Limitations & Future Work

  • Within-subject training: Models are currently trained per subject and cannot generalize across subjects. Cross-subject modeling requires stronger anatomical or functional alignment methods.
  • Fixed EEG-fMRI delay: A fixed 4s delay is assumed, whereas real hemodynamic delays vary across brain regions and time. A learnable alignment module could be explored.
  • The expressiveness of the linear autoencoder is limited; mildly nonlinear designs that preserve the null-space decomposition property could be investigated.
  • Quantitative evaluation of downstream visual decoding is limited, with only qualitative visualizations provided.
  • vs.

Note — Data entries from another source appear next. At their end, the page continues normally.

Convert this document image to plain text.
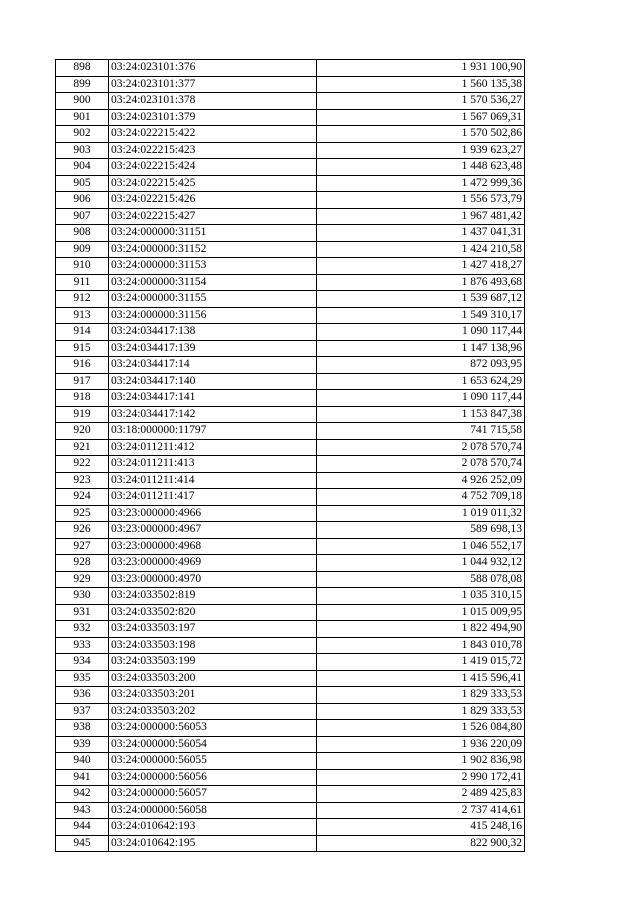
898	03:24:023101:376	1 931 100,90
899	03:24:023101:377	1 560 135,38
900	03:24:023101:378	1 570 536,27
901	03:24:023101:379	1 567 069,31
902	03:24:022215:422	1 570 502,86
903	03:24:022215:423	1 939 623,27
904	03:24:022215:424	1 448 623,48
905	03:24:022215:425	1 472 999,36
906	03:24:022215:426	1 556 573,79
907	03:24:022215:427	1 967 481,42
908	03:24:000000:31151	1 437 041,31
909	03:24:000000:31152	1 424 210,58
910	03:24:000000:31153	1 427 418,27
911	03:24:000000:31154	1 876 493,68
912	03:24:000000:31155	1 539 687,12
913	03:24:000000:31156	1 549 310,17
914	03:24:034417:138	1 090 117,44
915	03:24:034417:139	1 147 138,96
916	03:24:034417:14	872 093,95
917	03:24:034417:140	1 653 624,29
918	03:24:034417:141	1 090 117,44
919	03:24:034417:142	1 153 847,38
920	03:18:000000:11797	741 715,58
921	03:24:011211:412	2 078 570,74
922	03:24:011211:413	2 078 570,74
923	03:24:011211:414	4 926 252,09
924	03:24:011211:417	4 752 709,18
925	03:23:000000:4966	1 019 011,32
926	03:23:000000:4967	589 698,13
927	03:23:000000:4968	1 046 552,17
928	03:23:000000:4969	1 044 932,12
929	03:23:000000:4970	588 078,08
930	03:24:033502:819	1 035 310,15
931	03:24:033502:820	1 015 009,95
932	03:24:033503:197	1 822 494,90
933	03:24:033503:198	1 843 010,78
934	03:24:033503:199	1 419 015,72
935	03:24:033503:200	1 415 596,41
936	03:24:033503:201	1 829 333,53
937	03:24:033503:202	1 829 333,53
938	03:24:000000:56053	1 526 084,80
939	03:24:000000:56054	1 936 220,09
940	03:24:000000:56055	1 902 836,98
941	03:24:000000:56056	2 990 172,41
942	03:24:000000:56057	2 489 425,83
943	03:24:000000:56058	2 737 414,61
944	03:24:010642:193	415 248,16
945	03:24:010642:195	822 900,32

NeuroBOLT: ROI-level modeling naturally achieves temporal consistency but at low spatial resolution (hundreds of regions vs. 91,282 vertices). This work fills the gap of "high spatial resolution + temporal consistency."
  • vs. CATD: A cortical-level fMRI translation model that reconstructs frames independently. This work demonstrates that sequence modeling outperforms per-frame methods on both whole-brain and functional region metrics.
  • vs. image diffusion models: Drawing on ideas from DiT and null-space diffusion sampling, this work applies them to high-dimensional spatiotemporal data in neuroscience, showcasing the potential of diffusion models for scientific data modeling.

Rating

  • Novelty: ⭐⭐⭐⭐ Reframes fMRI reconstruction as spatiotemporal sequence generation; null-space sampling enables intermediate frame reconstruction without retraining.
  • Experimental Thoroughness: ⭐⭐⭐⭐ Comprehensive validation across multiple sequence lengths, brain regions, baselines, InterRecon, and downstream decoding; limited to 6 subjects on a single dataset.
  • Writing Quality: ⭐⭐⭐⭐ Mathematical derivations are rigorous and the method is clearly described, though the presentation may skew toward machine learning readers over neuroscience audiences.
  • Value: ⭐⭐⭐⭐ Introduces a new paradigm for joint multimodal neuroimaging modeling, though the application domain is relatively niche.